Inside the White Sox's #SoxSocial Lounge

(Riley Blevins )
May 22, 2013|By Riley Blevins @Riley_Blevins | RedEye

A handful of elderly folks stopped, peered past a set of double glass doors, scratched their heads and were on their way.   

“Why’s there a bird on the door?” one passerby said, index finger stapled to her chin and forehead scrunched. 

The younger crowd had a much different reaction.

Once the youngsters spotted the sign that hangs just below Section 154 at U.S. Cellular Field, a slight nod of the head and a casual peek inside came to be expected.  

“This is pretty convenient,” 19-year-old Dylan Goll said.

What was all the commotion about?

The White Sox on Monday opened its #SoxSocial Lounge, a special social media room for fans and the first of its kind in Major League Baseball.

The lounge features multiple televisions--many streaming different White Sox social media content such as the team’s Twitter feed and Instagram--two mobile phone charging stations and a few tables and couches to just sit and relax.

Additionally, the lounge is expecting to add two large tables equipped with 16 charging units next month.

Hanging from the lounge’s walls are pictures of White Sox players with their respective twitter handles printed below.

“We wanted to give our fans an added value and connect the social media side of the game with the in-game experience,” said Nicole Saunches, the White Sox director of mass communications. “They can connect with us and the team. It just adds value for the fans, and it’s just a nice place to come and relax.”

Goll, alongside his friends Adnan Jahan and Derek Bolman, would agree.  

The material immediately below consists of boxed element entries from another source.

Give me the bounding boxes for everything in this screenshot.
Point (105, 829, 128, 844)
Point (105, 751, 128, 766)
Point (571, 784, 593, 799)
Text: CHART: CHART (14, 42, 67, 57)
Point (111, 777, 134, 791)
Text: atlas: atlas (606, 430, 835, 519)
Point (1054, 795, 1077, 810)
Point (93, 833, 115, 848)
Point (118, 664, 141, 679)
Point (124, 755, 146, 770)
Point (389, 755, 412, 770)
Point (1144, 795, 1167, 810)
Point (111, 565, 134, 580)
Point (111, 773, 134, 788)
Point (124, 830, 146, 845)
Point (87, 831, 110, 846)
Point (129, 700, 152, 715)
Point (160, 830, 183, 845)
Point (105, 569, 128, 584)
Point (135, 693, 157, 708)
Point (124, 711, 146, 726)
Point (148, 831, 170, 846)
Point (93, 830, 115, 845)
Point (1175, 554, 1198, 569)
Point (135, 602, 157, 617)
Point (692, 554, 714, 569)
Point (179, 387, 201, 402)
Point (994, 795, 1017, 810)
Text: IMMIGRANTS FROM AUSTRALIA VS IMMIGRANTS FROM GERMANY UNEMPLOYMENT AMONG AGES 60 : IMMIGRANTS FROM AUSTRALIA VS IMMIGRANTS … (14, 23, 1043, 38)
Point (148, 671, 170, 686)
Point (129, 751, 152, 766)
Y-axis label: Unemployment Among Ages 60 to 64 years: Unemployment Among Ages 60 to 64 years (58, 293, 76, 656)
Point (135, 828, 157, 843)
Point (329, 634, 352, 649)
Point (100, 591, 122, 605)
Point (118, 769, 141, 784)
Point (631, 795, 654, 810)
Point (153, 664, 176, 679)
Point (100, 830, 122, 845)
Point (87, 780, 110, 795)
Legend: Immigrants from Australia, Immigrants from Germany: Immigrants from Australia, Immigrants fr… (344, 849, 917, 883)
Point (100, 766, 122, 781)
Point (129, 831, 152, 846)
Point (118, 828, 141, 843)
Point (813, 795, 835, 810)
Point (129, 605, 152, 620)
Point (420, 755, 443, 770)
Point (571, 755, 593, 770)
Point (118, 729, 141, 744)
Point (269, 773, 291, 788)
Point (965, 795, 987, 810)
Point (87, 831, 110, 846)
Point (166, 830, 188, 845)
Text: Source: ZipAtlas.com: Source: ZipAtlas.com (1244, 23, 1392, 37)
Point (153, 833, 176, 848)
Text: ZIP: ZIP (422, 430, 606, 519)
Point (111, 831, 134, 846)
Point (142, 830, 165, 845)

The group of 19-year-olds from Kildeer said they were sitting in their seats along the third-base line when the ballpark’s jumbotron informed them of the lounge.

“Yeah, I mean it’s cool, nice and relaxing,” Goll said. “And that couch is comfy.”

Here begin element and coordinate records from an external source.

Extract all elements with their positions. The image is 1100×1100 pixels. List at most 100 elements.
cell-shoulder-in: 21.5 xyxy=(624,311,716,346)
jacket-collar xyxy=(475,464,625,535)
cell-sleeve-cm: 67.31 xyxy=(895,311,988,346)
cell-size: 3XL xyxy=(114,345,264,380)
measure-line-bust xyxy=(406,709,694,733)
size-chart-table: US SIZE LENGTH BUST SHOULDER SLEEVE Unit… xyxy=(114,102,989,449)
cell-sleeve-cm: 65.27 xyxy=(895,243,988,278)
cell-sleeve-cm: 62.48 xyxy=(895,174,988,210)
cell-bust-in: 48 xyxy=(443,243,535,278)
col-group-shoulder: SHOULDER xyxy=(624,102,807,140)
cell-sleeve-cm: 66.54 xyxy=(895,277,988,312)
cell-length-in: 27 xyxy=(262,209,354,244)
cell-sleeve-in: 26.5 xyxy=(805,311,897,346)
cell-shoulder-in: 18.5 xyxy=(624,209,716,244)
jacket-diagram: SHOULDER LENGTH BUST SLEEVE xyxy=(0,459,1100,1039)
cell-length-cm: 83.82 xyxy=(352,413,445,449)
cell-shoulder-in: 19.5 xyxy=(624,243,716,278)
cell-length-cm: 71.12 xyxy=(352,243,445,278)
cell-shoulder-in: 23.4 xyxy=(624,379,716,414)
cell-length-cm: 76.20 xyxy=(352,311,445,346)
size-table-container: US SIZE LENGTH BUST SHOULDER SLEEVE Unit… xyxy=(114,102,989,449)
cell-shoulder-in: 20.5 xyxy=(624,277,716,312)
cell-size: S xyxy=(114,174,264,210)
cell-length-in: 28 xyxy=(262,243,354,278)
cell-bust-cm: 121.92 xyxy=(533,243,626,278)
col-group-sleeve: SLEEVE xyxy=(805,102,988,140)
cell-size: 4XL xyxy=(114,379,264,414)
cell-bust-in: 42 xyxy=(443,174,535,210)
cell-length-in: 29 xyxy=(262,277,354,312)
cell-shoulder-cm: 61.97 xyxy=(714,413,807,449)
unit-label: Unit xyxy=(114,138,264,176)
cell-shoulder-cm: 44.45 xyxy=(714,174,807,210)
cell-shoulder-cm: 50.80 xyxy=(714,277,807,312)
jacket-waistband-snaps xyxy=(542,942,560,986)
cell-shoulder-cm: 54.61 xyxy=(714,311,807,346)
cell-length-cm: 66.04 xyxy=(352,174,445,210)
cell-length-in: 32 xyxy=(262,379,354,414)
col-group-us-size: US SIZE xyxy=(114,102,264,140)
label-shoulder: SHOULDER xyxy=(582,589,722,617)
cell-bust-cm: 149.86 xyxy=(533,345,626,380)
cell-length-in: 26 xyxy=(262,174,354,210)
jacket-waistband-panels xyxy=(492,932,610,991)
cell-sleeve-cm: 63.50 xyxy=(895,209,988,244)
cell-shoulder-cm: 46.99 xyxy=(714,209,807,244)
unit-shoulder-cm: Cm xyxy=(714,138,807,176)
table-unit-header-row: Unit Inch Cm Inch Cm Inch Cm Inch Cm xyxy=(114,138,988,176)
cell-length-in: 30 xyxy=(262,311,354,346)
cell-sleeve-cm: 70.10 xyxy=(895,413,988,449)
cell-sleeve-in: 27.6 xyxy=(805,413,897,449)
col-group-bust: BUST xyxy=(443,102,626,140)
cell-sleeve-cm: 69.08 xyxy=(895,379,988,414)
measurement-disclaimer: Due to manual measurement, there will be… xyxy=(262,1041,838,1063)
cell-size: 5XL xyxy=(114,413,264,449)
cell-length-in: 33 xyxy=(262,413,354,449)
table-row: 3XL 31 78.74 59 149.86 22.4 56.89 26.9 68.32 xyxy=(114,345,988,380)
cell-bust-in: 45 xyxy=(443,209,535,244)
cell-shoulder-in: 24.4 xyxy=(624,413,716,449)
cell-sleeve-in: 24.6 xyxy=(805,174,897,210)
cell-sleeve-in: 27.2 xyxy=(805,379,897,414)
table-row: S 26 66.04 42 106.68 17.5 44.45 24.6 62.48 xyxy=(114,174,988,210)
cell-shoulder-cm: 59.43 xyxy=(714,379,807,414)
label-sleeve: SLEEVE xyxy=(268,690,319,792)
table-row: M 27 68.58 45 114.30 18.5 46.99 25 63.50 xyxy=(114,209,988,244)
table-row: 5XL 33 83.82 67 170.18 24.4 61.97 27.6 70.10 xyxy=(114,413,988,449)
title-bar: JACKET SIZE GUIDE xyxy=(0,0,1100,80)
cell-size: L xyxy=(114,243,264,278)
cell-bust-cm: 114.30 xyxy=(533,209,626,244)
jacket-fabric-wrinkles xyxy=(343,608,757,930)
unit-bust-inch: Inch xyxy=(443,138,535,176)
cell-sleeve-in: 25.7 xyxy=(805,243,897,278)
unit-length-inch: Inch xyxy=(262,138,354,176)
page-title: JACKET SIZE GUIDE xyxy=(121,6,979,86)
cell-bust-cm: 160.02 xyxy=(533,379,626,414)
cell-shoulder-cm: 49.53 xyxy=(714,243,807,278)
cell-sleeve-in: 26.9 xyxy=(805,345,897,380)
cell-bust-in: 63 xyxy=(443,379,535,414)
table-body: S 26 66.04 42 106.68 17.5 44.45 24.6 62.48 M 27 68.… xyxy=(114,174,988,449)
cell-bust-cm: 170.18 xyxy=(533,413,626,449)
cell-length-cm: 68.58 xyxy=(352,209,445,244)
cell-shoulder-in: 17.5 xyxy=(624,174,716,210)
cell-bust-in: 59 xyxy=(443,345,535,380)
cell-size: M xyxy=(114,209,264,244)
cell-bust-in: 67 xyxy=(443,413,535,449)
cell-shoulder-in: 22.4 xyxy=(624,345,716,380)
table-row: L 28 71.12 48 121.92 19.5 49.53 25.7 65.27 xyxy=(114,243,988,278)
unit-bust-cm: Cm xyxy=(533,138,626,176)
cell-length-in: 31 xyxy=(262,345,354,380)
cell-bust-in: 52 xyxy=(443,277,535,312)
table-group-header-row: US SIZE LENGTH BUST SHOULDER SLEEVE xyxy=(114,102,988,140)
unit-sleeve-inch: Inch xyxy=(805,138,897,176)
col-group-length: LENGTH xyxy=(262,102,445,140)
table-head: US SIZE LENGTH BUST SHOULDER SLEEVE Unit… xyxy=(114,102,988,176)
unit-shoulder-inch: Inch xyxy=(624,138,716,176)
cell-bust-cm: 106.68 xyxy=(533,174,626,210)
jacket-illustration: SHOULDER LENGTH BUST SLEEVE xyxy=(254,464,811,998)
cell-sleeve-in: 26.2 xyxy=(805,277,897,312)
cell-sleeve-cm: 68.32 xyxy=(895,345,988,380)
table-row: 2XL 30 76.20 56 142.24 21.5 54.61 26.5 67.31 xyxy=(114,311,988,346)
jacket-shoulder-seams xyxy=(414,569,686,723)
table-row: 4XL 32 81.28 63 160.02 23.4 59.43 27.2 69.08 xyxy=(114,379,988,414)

38-year-old Pete Alvarado from Bridgeport entered the lounge in desperate need of a phone charger.

With his phone plugged into one of the two charging docks, Alvarado climbed aboard one of the lounge’s several seats.

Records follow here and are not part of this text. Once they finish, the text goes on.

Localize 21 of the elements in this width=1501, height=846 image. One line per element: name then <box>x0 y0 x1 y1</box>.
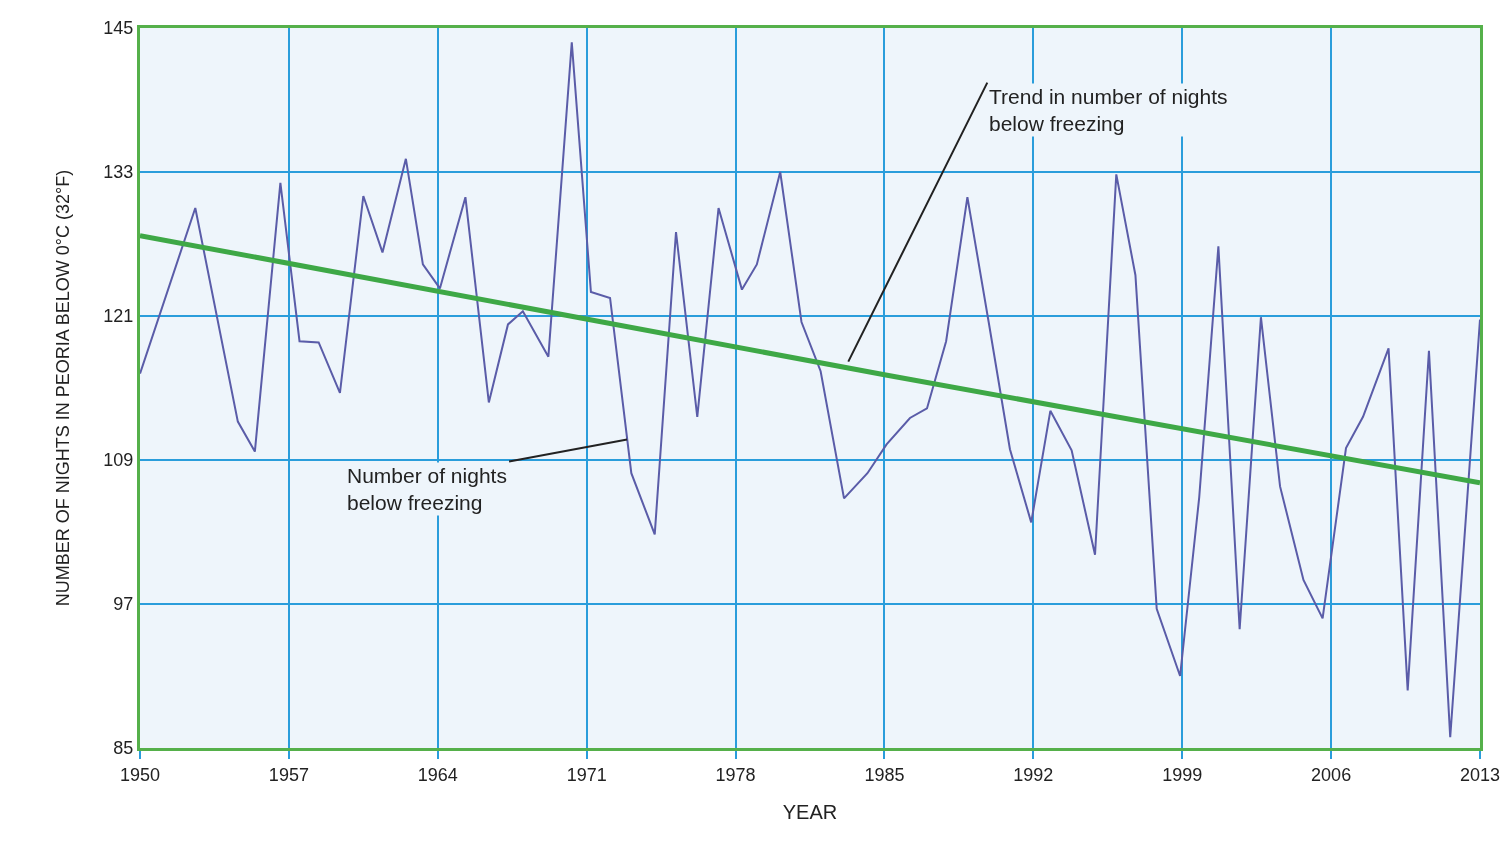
x-tick-label: 1999 <box>1162 764 1203 785</box>
y-tick-label: 121 <box>103 306 134 327</box>
x-tick-label: 1985 <box>864 764 905 785</box>
x-tick-label: 2006 <box>1311 764 1352 785</box>
y-tick-label: 97 <box>113 594 134 615</box>
y-tick-label: 85 <box>113 738 134 759</box>
x-tick-label: 2013 <box>1459 764 1501 785</box>
annotation: Trend in number of nights below freezing <box>989 85 1228 136</box>
x-tick-label: 1971 <box>566 764 607 785</box>
x-tick-label: 1957 <box>268 764 309 785</box>
x-tick-label: 1992 <box>1013 764 1054 785</box>
x-tick-label: 1950 <box>119 764 161 785</box>
x-tick-label: 1978 <box>715 764 756 785</box>
y-axis-title: NUMBER OF NIGHTS IN PEORIA BELOW 0°C (32°F) <box>52 169 73 607</box>
annotation: Number of nights below freezing <box>347 464 507 515</box>
y-tick-label: 133 <box>103 162 134 183</box>
y-tick-label: 145 <box>103 18 134 39</box>
x-axis-title: YEAR <box>782 801 838 824</box>
x-tick-label: 1964 <box>417 764 458 785</box>
line-series <box>140 41 1480 739</box>
y-tick-label: 109 <box>103 450 134 471</box>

Alvarado began asking Saunches questions about the social media shown on the televisions. Not long after, Saunches was educating Alvarado about Pinterest--a social media site he’d never heard of--and had the White Sox’s page pulled up on one of the lounge’s TVs.

“I came in for a second to charge my phone, and now I think I’ve been here a half hour,” Alvarado said. “It’s pretty great. It’s a little empty right now, but I think everyone will be using it once they find out about it.”